Businesses in the climate tech sector with high manufacturing costs, including Epoch Bio, pointed to the US’s Inflation Reduction Act as an attractive source of funding. The $369bn climate, healthcare and tax law provides billions of dollars of subsidies to investments in clean energy and decarbonisation.

South Korea’s Hanwha announced plans this month to spend $2.5bn to expand its solar panel production in Georgia, in a sign of how US president Joe Biden’s signature climate policy is attracting investment.

Governments in Asia are also launching concerted attempts to attract British investment. Hoxton Farms said it has held discussions with government bodies in Japan and Singapore, adding that the city state is “at the forefront” of food regulation, a point echoed by Higher Steaks, a Cambridge-based artificial meat maker.

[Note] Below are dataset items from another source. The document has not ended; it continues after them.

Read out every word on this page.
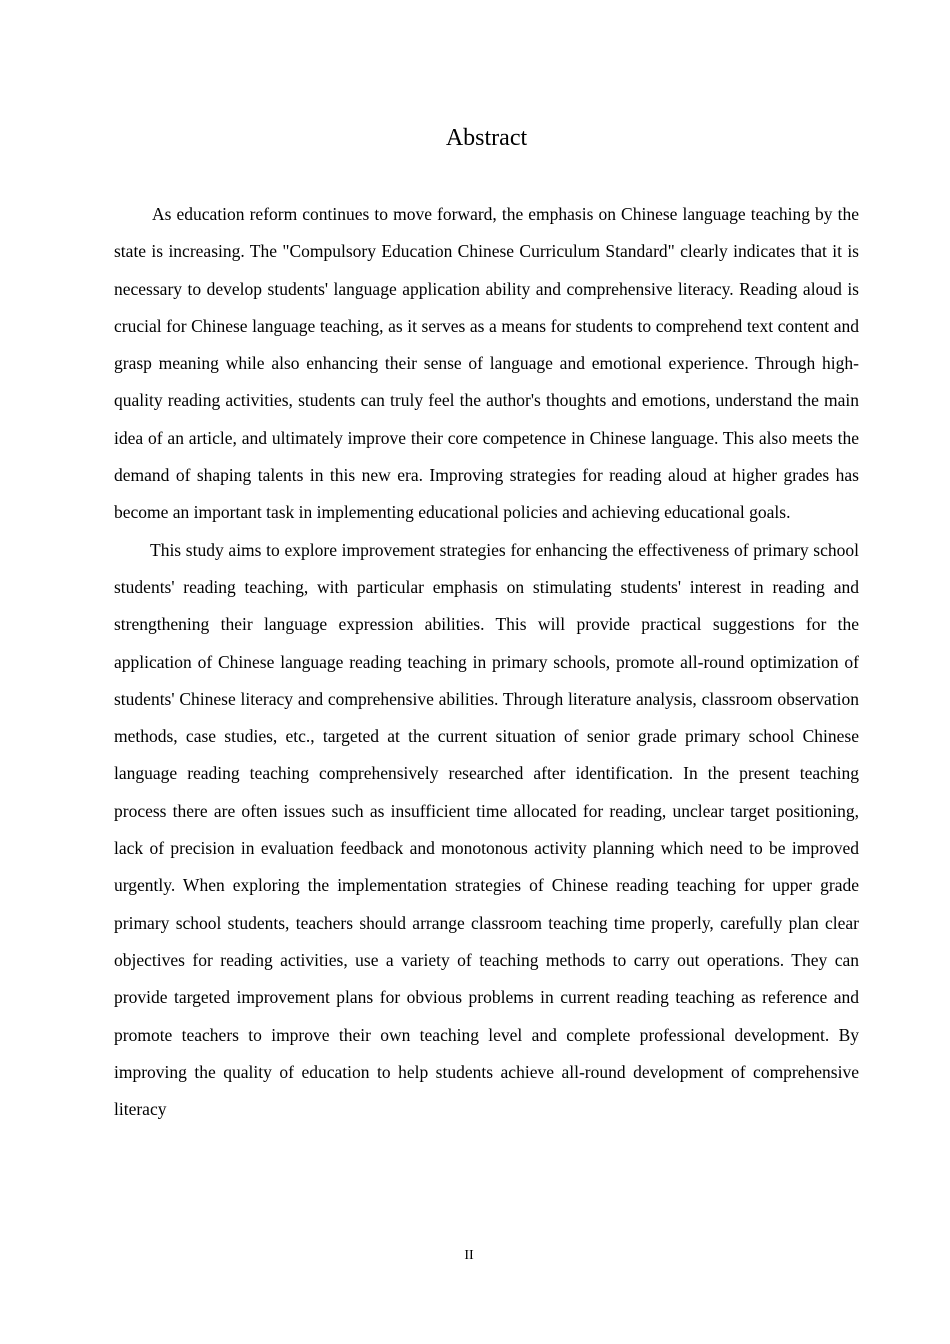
Abstract

As education reform continues to move forward, the emphasis on Chinese language teaching by the state is increasing. The "Compulsory Education Chinese Curriculum Standard" clearly indicates that it is necessary to develop students' language application ability and comprehensive literacy. Reading aloud is crucial for Chinese language teaching, as it serves as a means for students to comprehend text content and grasp meaning while also enhancing their sense of language and emotional experience. Through high-quality reading activities, students can truly feel the author's thoughts and emotions, understand the main idea of an article, and ultimately improve their core competence in Chinese language. This also meets the demand of shaping talents in this new era. Improving strategies for reading aloud at higher grades has become an important task in implementing educational policies and achieving educational goals.

This study aims to explore improvement strategies for enhancing the effectiveness of primary school students' reading teaching, with particular emphasis on stimulating students' interest in reading and strengthening their language expression abilities. This will provide practical suggestions for the application of Chinese language reading teaching in primary schools, promote all-round optimization of students' Chinese literacy and comprehensive abilities. Through literature analysis, classroom observation methods, case studies, etc., targeted at the current situation of senior grade primary school Chinese language reading teaching comprehensively researched after identification. In the present teaching process there are often issues such as insufficient time allocated for reading, unclear target positioning, lack of precision in evaluation feedback and monotonous activity planning which need to be improved urgently. When exploring the implementation strategies of Chinese reading teaching for upper grade primary school students, teachers should arrange classroom teaching time properly, carefully plan clear objectives for reading activities, use a variety of teaching methods to carry out operations. They can provide targeted improvement plans for obvious problems in current reading teaching as reference and promote teachers to improve their own teaching level and complete professional development. By improving the quality of education to help students achieve all-round development of comprehensive literacy

II
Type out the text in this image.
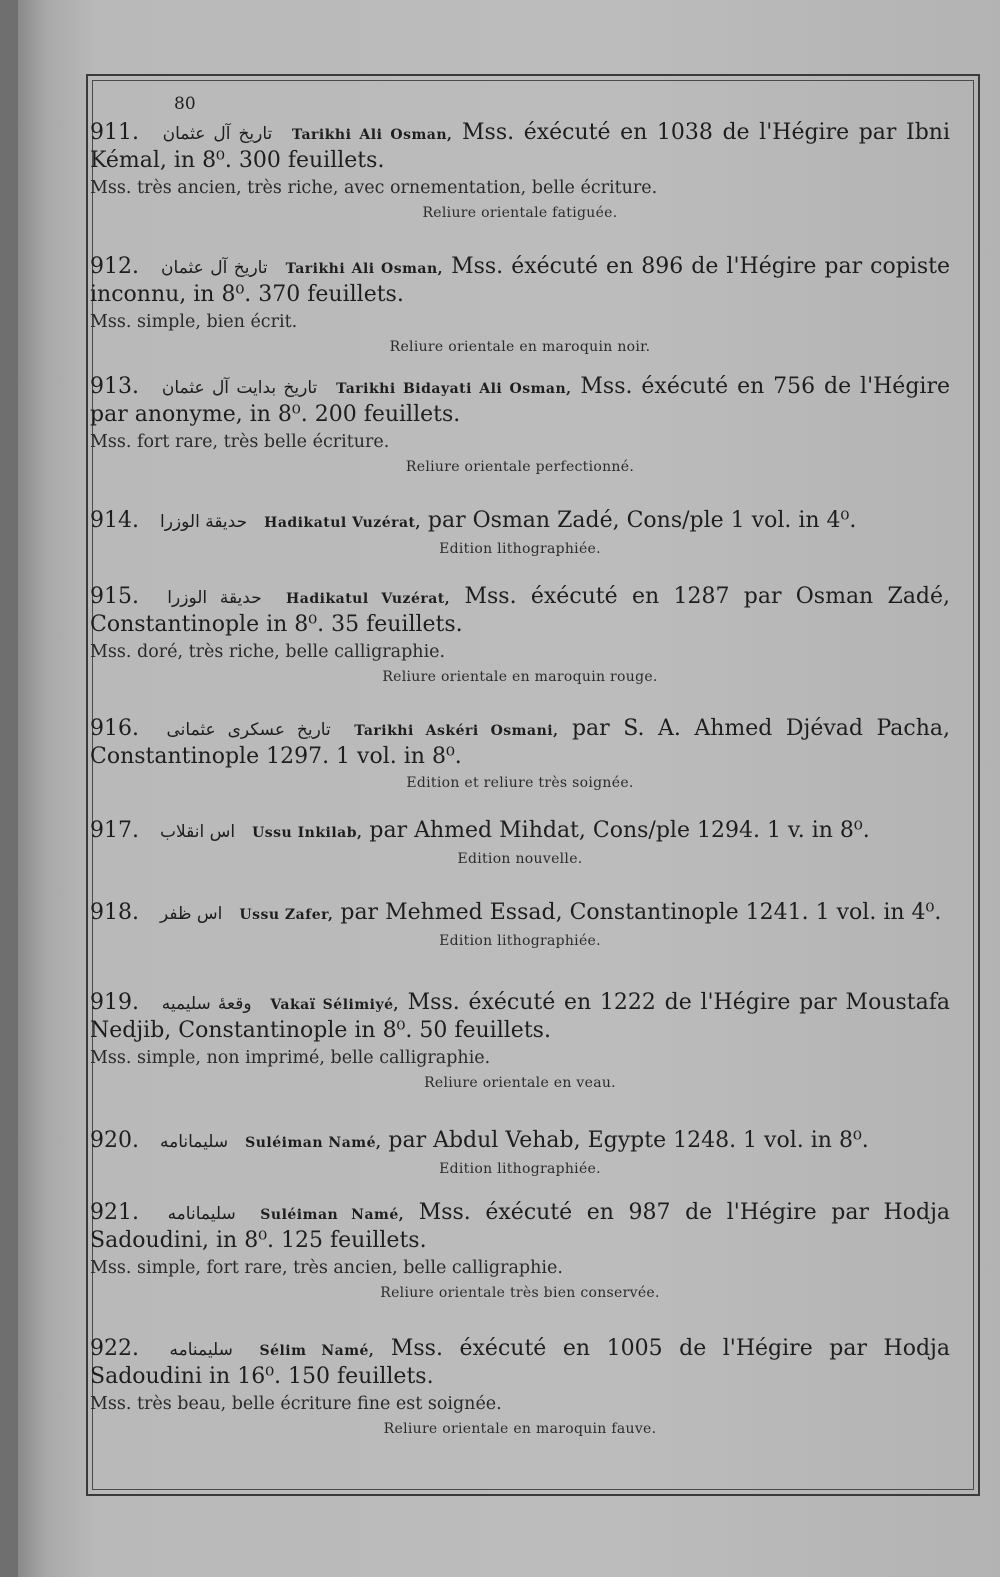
80
911. تاریخ آل عثمان Tarikhi Ali Osman, Mss. éxécuté en 1038 de l'Hégire par Ibni Kémal, in 8⁰. 300 feuillets.
Mss. très ancien, très riche, avec ornementation, belle écriture.
Reliure orientale fatiguée.
912. تاریخ آل عثمان Tarikhi Ali Osman, Mss. éxécuté en 896 de l'Hégire par copiste inconnu, in 8⁰. 370 feuillets.
Mss. simple, bien écrit.
Reliure orientale en maroquin noir.
913. تاریخ بدایت آل عثمان Tarikhi Bidayati Ali Osman, Mss. éxécuté en 756 de l'Hégire par anonyme, in 8⁰. 200 feuillets.
Mss. fort rare, très belle écriture.
Reliure orientale perfectionné.
914. حدیقة الوزرا Hadikatul Vuzérat, par Osman Zadé, Cons/ple 1 vol. in 4⁰.
Edition lithographiée.
915. حدیقة الوزرا Hadikatul Vuzérat, Mss. éxécuté en 1287 par Osman Zadé, Constantinople in 8⁰. 35 feuillets.
Mss. doré, très riche, belle calligraphie.
Reliure orientale en maroquin rouge.
916. تاریخ عسکری عثمانی Tarikhi Askéri Osmani, par S. A. Ahmed Djévad Pacha, Constantinople 1297. 1 vol. in 8⁰.
Edition et reliure très soignée.
917. اس انقلاب Ussu Inkilab, par Ahmed Mihdat, Cons/ple 1294. 1 v. in 8⁰.
Edition nouvelle.
918. اس ظفر Ussu Zafer, par Mehmed Essad, Constantinople 1241. 1 vol. in 4⁰.
Edition lithographiée.
919. وقعهٔ سلیمیه Vakaï Sélimiyé, Mss. éxécuté en 1222 de l'Hégire par Moustafa Nedjib, Constantinople in 8⁰. 50 feuillets.
Mss. simple, non imprimé, belle calligraphie.
Reliure orientale en veau.
920. سلیمانامه Suléiman Namé, par Abdul Vehab, Egypte 1248. 1 vol. in 8⁰.
Edition lithographiée.
921. سلیمانامه Suléiman Namé, Mss. éxécuté en 987 de l'Hégire par Hodja Sadoudini, in 8⁰. 125 feuillets.
Mss. simple, fort rare, très ancien, belle calligraphie.
Reliure orientale très bien conservée.
922. سلیمنامه Sélim Namé, Mss. éxécuté en 1005 de l'Hégire par Hodja Sadoudini in 16⁰. 150 feuillets.
Mss. très beau, belle écriture fine est soignée.
Reliure orientale en maroquin fauve.
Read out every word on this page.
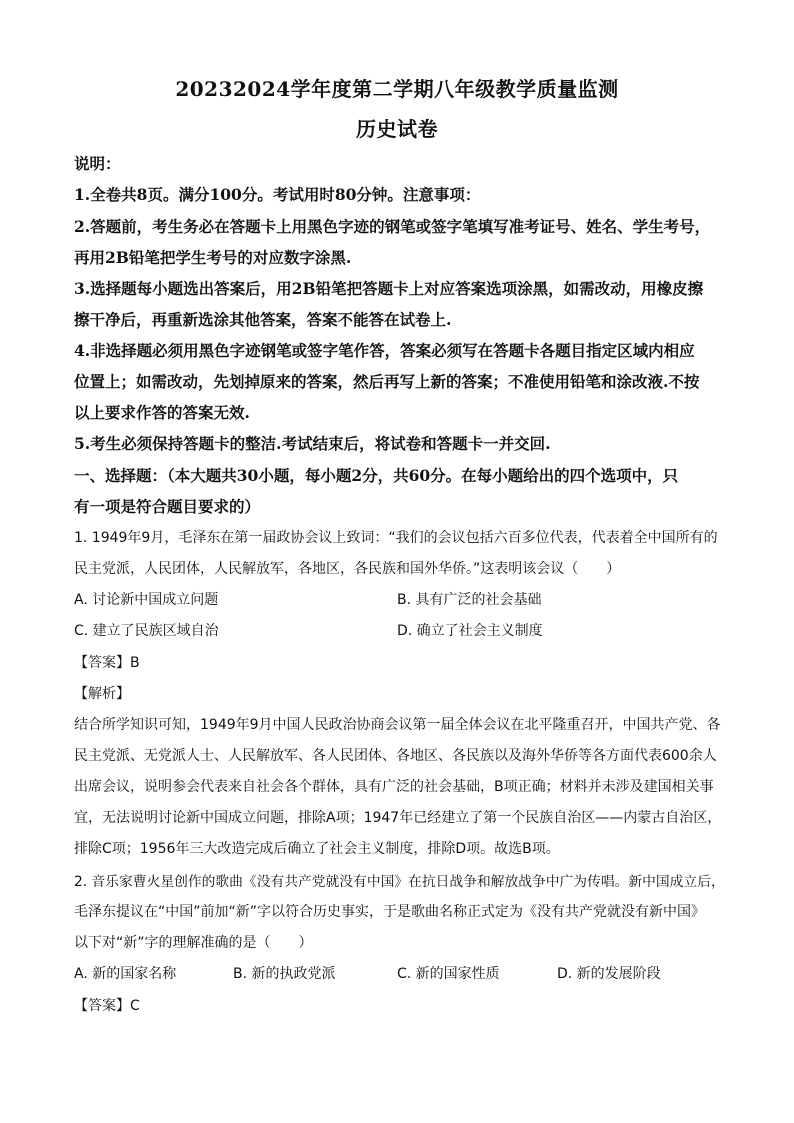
20232024学年度第二学期八年级教学质量监测
历史试卷
说明：
1.全卷共8页。满分100分。考试用时80分钟。注意事项：
2.答题前，考生务必在答题卡上用黑色字迹的钢笔或签字笔填写准考证号、姓名、学生考号，
再用2B铅笔把学生考号的对应数字涂黑.
3.选择题每小题选出答案后，用2B铅笔把答题卡上对应答案选项涂黑，如需改动，用橡皮擦
擦干净后，再重新选涂其他答案，答案不能答在试卷上.
4.非选择题必须用黑色字迹钢笔或签字笔作答，答案必须写在答题卡各题目指定区域内相应
位置上；如需改动，先划掉原来的答案，然后再写上新的答案；不准使用铅笔和涂改液.不按
以上要求作答的答案无效.
5.考生必须保持答题卡的整洁.考试结束后，将试卷和答题卡一并交回.
一、选择题：（本大题共30小题，每小题2分，共60分。在每小题给出的四个选项中，只
有一项是符合题目要求的）
1. 1949年9月，毛泽东在第一届政协会议上致词：“我们的会议包括六百多位代表，代表着全中国所有的
民主党派，人民团体，人民解放军，各地区，各民族和国外华侨。”这表明该会议（　　）
A. 讨论新中国成立问题	B. 具有广泛的社会基础
C. 建立了民族区域自治	D. 确立了社会主义制度
【答案】B
【解析】
结合所学知识可知，1949年9月中国人民政治协商会议第一届全体会议在北平隆重召开，中国共产党、各
民主党派、无党派人士、人民解放军、各人民团体、各地区、各民族以及海外华侨等各方面代表600余人
出席会议，说明参会代表来自社会各个群体，具有广泛的社会基础，B项正确；材料并未涉及建国相关事
宜，无法说明讨论新中国成立问题，排除A项；1947年已经建立了第一个民族自治区——内蒙古自治区，
排除C项；1956年三大改造完成后确立了社会主义制度，排除D项。故选B项。
2. 音乐家曹火星创作的歌曲《没有共产党就没有中国》在抗日战争和解放战争中广为传唱。新中国成立后，
毛泽东提议在“中国”前加“新”字以符合历史事实，于是歌曲名称正式定为《没有共产党就没有新中国》
以下对“新”字的理解准确的是（　　）
A. 新的国家名称	B. 新的执政党派	C. 新的国家性质	D. 新的发展阶段
【答案】C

Businesses also pointed to uncertainty over their access to the EU’s €95bn Horizon grant programme following disputes over post-Brexit trading agreements in Northern Ireland. Prime minister Rishi Sunak has charged science minister George Freeman with developing an alternative British plan.

Announcing its consultation on tax schemes, Victoria Atkins, financial secretary to the Treasury, said that “getting R&D tax relief right and fit for the future sits at the heart of making sure the UK remains a competitive location for cutting edge research — helping new firms grow.” The Treasury declined to comment on start-ups’ expanding beyond the UK.

Any international moves are unlikely to be immediate but businesses warned that the deteriorating policy environment would suck capital away from the UK.

“I was brought up in London and we want to be in the UK,” said Ed Steele, co-founder of Hoxton Farms. “But we also have to make economic decisions.”